Система философии. Том 2. Этика чистой воли - страница 58
Заблуждение, которому мы противостоим, можно обнаружить и вне религиозной сферы; оно не является исключительно свойственным религиозной предвзятости. В обыденном, причём не только популярном, размышлении подобным же образом отличают намерение от поступка. Оно обозначает ту значимость, которая приписывается мышлению в отношении поступка. Кажется, между ними лежит широкая пропасть; но намерение должно легко её перекрывать. Эту расширенную власть мышления не стали бы ему приписывать, если бы во всё моральное мышление не вмешивался всеохватывающий и господствующий основной концепт: понятие цели.
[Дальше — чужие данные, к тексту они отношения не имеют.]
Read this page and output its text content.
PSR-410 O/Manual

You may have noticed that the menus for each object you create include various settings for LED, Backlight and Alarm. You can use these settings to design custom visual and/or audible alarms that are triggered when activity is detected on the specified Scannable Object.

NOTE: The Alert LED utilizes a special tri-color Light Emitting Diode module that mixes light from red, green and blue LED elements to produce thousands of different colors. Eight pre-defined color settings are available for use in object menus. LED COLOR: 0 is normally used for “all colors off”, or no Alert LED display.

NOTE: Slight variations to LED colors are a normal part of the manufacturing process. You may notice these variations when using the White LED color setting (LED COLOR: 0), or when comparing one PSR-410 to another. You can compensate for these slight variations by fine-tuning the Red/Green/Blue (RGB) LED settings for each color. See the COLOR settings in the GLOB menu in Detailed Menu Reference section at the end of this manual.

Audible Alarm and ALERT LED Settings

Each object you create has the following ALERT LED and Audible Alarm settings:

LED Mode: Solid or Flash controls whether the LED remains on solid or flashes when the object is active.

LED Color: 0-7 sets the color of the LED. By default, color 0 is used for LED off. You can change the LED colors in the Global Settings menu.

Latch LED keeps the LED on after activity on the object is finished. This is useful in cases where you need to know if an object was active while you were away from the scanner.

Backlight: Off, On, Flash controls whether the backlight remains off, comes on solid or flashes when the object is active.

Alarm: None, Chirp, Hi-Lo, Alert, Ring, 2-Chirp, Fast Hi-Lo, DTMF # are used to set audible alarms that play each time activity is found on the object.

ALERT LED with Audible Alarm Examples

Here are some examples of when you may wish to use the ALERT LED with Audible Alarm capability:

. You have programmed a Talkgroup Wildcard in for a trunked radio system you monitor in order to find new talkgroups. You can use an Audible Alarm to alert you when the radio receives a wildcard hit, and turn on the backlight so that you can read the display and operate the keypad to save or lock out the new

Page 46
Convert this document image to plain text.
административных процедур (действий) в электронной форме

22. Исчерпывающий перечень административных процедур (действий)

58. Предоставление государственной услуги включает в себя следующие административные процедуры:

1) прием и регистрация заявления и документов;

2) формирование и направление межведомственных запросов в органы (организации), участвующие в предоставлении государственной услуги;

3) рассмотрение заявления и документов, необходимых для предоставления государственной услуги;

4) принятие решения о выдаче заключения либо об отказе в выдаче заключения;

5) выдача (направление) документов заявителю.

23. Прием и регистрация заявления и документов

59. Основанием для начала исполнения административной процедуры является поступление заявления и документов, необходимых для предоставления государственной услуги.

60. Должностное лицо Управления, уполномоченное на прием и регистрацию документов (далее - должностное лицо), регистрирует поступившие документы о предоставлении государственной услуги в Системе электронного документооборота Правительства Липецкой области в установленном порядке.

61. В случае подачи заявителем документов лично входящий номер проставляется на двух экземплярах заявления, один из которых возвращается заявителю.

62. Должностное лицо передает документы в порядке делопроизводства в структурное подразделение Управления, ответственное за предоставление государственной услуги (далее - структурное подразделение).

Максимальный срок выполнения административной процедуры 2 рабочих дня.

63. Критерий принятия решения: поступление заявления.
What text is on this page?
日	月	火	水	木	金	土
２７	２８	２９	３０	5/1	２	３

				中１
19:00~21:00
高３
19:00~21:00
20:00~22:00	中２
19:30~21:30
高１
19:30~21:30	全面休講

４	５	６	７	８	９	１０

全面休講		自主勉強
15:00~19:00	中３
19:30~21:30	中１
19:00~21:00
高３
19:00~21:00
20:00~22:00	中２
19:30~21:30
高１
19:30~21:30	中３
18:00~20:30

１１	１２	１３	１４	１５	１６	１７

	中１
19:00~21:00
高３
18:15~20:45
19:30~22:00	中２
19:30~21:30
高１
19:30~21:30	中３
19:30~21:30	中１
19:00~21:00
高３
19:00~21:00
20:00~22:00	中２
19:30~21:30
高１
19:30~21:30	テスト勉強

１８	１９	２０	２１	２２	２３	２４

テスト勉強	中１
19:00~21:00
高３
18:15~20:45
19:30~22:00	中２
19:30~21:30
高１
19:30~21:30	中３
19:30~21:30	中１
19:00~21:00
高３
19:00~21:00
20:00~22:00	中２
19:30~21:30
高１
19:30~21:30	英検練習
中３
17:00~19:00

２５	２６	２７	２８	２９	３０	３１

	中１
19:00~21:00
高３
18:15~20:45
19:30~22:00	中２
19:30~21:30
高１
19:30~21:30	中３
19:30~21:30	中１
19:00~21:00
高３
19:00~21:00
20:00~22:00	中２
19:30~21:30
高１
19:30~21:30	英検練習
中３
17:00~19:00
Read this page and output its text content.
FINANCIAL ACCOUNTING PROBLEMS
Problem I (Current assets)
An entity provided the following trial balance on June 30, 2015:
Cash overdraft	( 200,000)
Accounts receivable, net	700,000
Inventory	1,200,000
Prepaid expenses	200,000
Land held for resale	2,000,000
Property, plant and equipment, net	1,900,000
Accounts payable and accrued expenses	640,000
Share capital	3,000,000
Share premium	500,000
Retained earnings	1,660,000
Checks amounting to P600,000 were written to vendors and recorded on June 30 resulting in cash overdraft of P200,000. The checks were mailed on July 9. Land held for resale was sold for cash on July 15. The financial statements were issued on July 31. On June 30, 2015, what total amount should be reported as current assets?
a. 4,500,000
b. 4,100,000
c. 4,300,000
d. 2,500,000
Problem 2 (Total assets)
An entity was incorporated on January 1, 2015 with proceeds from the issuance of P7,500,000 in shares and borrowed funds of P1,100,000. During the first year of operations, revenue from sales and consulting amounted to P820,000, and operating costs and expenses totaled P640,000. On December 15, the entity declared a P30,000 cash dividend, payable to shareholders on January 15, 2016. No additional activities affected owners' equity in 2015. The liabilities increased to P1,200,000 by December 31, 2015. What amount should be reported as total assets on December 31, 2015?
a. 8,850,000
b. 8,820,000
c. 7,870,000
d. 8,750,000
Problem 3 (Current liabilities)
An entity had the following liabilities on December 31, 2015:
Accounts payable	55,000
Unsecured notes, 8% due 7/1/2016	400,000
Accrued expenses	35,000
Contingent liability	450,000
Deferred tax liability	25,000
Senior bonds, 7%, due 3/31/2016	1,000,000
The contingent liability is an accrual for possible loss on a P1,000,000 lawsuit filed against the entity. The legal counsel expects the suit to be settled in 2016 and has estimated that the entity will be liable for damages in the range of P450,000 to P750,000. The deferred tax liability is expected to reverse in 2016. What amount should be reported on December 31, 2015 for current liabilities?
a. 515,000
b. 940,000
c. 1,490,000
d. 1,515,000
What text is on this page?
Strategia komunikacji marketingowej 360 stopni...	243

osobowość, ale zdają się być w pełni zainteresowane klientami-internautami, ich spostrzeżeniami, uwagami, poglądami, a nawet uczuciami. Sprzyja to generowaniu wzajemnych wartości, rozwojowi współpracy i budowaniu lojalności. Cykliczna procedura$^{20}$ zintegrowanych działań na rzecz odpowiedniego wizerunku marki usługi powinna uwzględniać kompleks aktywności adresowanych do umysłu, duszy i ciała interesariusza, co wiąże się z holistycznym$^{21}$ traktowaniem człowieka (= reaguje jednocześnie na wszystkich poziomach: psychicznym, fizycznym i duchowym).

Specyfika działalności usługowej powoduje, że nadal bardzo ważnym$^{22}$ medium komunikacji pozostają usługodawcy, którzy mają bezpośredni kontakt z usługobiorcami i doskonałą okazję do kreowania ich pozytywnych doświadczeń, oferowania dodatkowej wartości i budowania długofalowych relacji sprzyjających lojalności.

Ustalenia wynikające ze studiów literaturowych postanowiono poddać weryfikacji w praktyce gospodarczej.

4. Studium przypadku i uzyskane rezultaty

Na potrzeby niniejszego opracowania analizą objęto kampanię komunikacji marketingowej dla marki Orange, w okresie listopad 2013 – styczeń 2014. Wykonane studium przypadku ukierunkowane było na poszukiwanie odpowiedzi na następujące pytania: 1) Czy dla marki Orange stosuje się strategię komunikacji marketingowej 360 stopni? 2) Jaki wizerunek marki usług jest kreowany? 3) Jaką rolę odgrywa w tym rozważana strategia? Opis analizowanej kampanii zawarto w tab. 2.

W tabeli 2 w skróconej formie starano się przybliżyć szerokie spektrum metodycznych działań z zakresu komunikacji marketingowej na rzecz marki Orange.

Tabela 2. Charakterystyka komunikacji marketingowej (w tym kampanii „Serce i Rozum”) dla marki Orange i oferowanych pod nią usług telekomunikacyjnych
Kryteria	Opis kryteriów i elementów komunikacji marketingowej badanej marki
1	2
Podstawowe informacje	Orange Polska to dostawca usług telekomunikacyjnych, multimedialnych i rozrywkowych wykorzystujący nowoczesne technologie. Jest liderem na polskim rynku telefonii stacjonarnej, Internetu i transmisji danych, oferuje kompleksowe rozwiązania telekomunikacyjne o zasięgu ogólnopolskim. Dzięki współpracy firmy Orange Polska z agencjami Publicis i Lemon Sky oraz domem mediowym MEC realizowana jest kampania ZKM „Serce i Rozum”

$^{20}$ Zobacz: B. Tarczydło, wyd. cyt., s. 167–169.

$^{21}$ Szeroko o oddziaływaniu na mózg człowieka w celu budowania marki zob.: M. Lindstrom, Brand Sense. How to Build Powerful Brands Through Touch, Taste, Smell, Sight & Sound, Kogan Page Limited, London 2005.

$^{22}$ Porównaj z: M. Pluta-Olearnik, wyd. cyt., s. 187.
Сразу видно, как принципиальная борьба Спинозы против цели связана с его акцентом на аффекте. Если моральное мышление должно было стать аффектом, то цель должна была быть изгнана. Действительно, цель скрывает дистанцию, которая лежит между мышлением и поступком. Ведь цель также называется мишенью; как и то, и другое имеют одно и то же слово с концом. Цель, кажется, лишь мыслится; но поскольку она также есть конец и мишень, то и мишень лишь мыслится; лишь как предвосхищённый конец. Тем самым аффект полностью выпал бы.
Впрочем, уже для Сократа понятие есть не что иное, как цель. Поэтому у него мораль – это лишь знание. Предмет, понятие знания для него одновременно есть цель воления. У Аристотеля же логика и теология соединяются в своеобразный тип метафизики в основных понятиях субстанции и цели. Оба отождествляются им. Поэтому цель теряет открытый вид теоретического понятия и приобретает значение непосредственного побуждения, достоинство творческого принципа. Таким образом, посредством цели намерение утверждается и обосновывается в праве считаться достаточным основанием поступка. Намерение представляется как субъективная сторона цели, которая есть всеохватывающее объективное основание всякого действия и всякого бытия; творческое основание бытия.
Однако уже обыденное размышление, несомненно, столь же сильно побуждаемое практикой юстиции, как и религиозными формами обетов, стремится уточнить намерение таким образом, чтобы оно не могло абсолютно отождествляться и смешиваться с целью и божественной целью. Намерение должно было быть взято под более строгую проверку как умысел. В античной этике умысел соответствует тому месту, которое в современной этике занимает проблема свободы. Правда, Аристотель допускает свободу там, где исключает умысел (προαίρεσις); но как раз отсюда видно, насколько строго он к нему относится. Поскольку умысел требуется для поступка, который у греков уже обозначался как действие, то нельзя было останавливаться на намерении как на исключительном основании его.
Умысел противостоит мнению, будто по отношению к намерению поступок – лишь внешнее приложение, несамостоятельное следствие, которое может и не произойти, например, будучи задержано внешним воздействием, без того чтобы волевой акт становился недействительным и ничтожным, ещё не завершённым в бытии. Умысел выходит за пределы намерения и переходит в направление поступка. В предлоге немецкого, как и греческого слова, обозначено предвосхищение положения и исполнения. Это не может быть отдано на откуп представлению и мышлению. Оно должно состоять в порыве, который сознание способно себе дать, из которого рождается поступок; а в нём – воля.
Возникает искушение связать своеобразие этого умысла с языковыми усилиями и напряжениями, которые проявляет Галилей, чтобы выразить своё новое понятие движения, для которого математическое понятие ещё не было открыто, в первом подходе и начале. Наряду с impetus и impulsus там появляется и propensione. Через него также должно выражаться опережение и предвосхищение в активной склонности вперёд. Мы рассмотрим это подробнее позже. Здесь же можно особо указать на юридическое значение умысла. Перед лицом теологического всеведения в праде оттачивается совесть для более справедливого метода оценки, чем тот, что возможен под видимостью религиозного умонастроения.